Tra le forme di stress che possono derivare dal lavoro, una peculiare tipologia è quella che può essere riscontrata nella cosiddetta “sindrome del burnout” che rappresenta una vera e propria forma di esaurimento o logorio derivante dalla natura di alcune mansioni professionali.
Più precisamente si tratta di una esperienza soggettiva di cattivo rapporto con il lavoro, che viene vissuta generalmente in una fase successiva ad uno stato di tradizionale stress lavorativo e con una forma grave che ha delle sue caratteristiche specifiche e delle conseguenze negative in termini di salute, di produttività e di soddisfazione lavorativa.
La traduzione italiana della parola “burnout”, che comunemente avviene con il termine “bruciato” (o anche “scoppiato” o “andato in cortocircuito”), permette di descrivere parte delle sensazioni vissute da chi sperimenta lo stato di questa sintomatologia.

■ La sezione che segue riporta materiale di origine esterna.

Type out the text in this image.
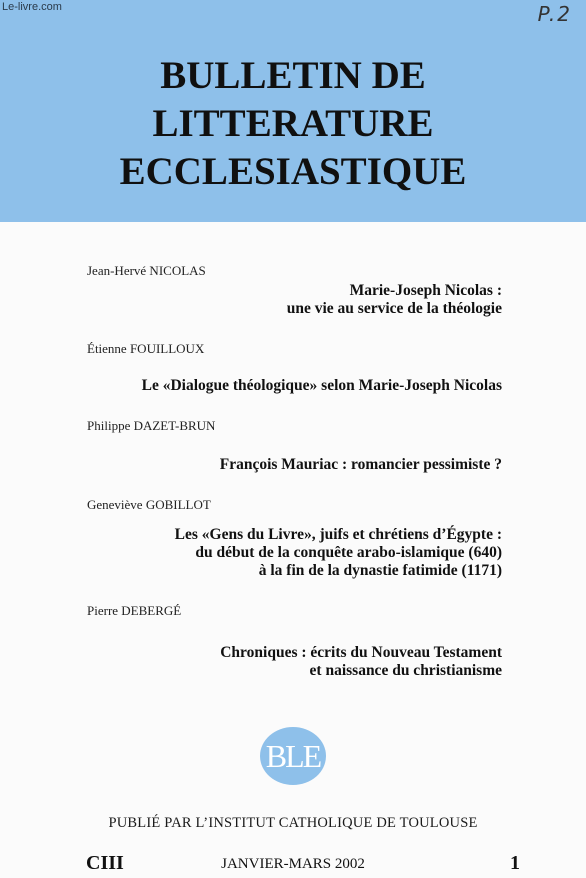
Le-livre.com	P.2
BULLETIN DE
LITTERATURE
ECCLESIASTIQUE
Jean-Hervé NICOLAS
Marie-Joseph Nicolas :
une vie au service de la théologie
Étienne FOUILLOUX
Le «Dialogue théologique» selon Marie-Joseph Nicolas
Philippe DAZET-BRUN
François Mauriac : romancier pessimiste ?
Geneviève GOBILLOT
Les «Gens du Livre», juifs et chrétiens d’Égypte :
du début de la conquête arabo-islamique (640)
à la fin de la dynastie fatimide (1171)
Pierre DEBERGÉ
Chroniques : écrits du Nouveau Testament
et naissance du christianisme
BLE
PUBLIÉ PAR L’INSTITUT CATHOLIQUE DE TOULOUSE
CIII	JANVIER-MARS 2002	1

Uno sguardo quotidiano sul disagio
La “sindrome del burnout” è una tipologia specifica di disagio psicofisico connesso al lavoro che interessa, in varia misura, diversi operatori e professionisti che sono impegnati quotidianamente e ripetutamente in attività che implicano le relazioni interpersonali.
Come sottolineano i risultati di alcune osservazioni sull’incidenza del fenomeno su mestieri differenti, il burnout colpisce in misura prevalente coloro che svolgono le cosiddette professioni d’aiuto o “helping professions” ma anche coloro che pur, avendo obiettivi lavorativi diversi dall’assistenza, entrano continuamente in contatto con persone che vivono stati di disagio o sofferenza.
Di conseguenza questo problema è stato riscontrato in modo predominante in coloro che operano in ambiti sociali e sanitari come medici, psicologi, assistenti sociali, counselors, esperti di orientamento al lavoro, fisioterapeuti, operatori dell’assistenza sociale e sanitaria, infermieri, missionari e operatori del volontariato.
Le tre facce del burnout
Il disagio da burnout comprende tre vissuti che rappresentano le dimensioni fondamentali del problema da tenere in considerazione nelle valutazioni del problema.
La prima caratteristica è quella dell’esaurimento emotivo che è vissuto come un inaridimento interiore e come la sensazione di non avere più qualcosa da dare ai propri utenti.
La seconda dimensione tipica del problema è chiamata depersonalizzazione e corrisponde con una tendenza a reagire in modo freddo o persino cinico-aggressivo nei confronti delle persone che sono destinatarie della propria attività lavorativa, una risposta che spesso aumenta paradossalmente di fronte al tentativo di far sentire il proprio malessere da parte dell’utente.
La terza particolarità del burnout è la presenza di una ridotta realizzazione lavorativa che determina una sfiducia nelle proprie capacità e competenze ma anche una diminuzione delle ambizioni di successo che spesso trasforma il lavoro in una attività condotta esclusivamente per mantenere la propria remunerazione.
Come per altre problematiche lavorative è particolarmente importante la conoscenza del problema da parte dei lavoratori e dei datori di lavoro, nonché la possibilità di monitorare i livelli di questa tipologia di stress, sia con opportuni strumenti somministrati periodicamente dai professionisti esperti in questo tipo di valutazioni, che attraverso la costante osservazione delle ricadute del problema sul benessere emozionale, sulle capacità di mantenere l’attenzione nelle proprie mansioni, sulla serenità nel rapporto con l’utenza e sulla qualità del servizio offerto.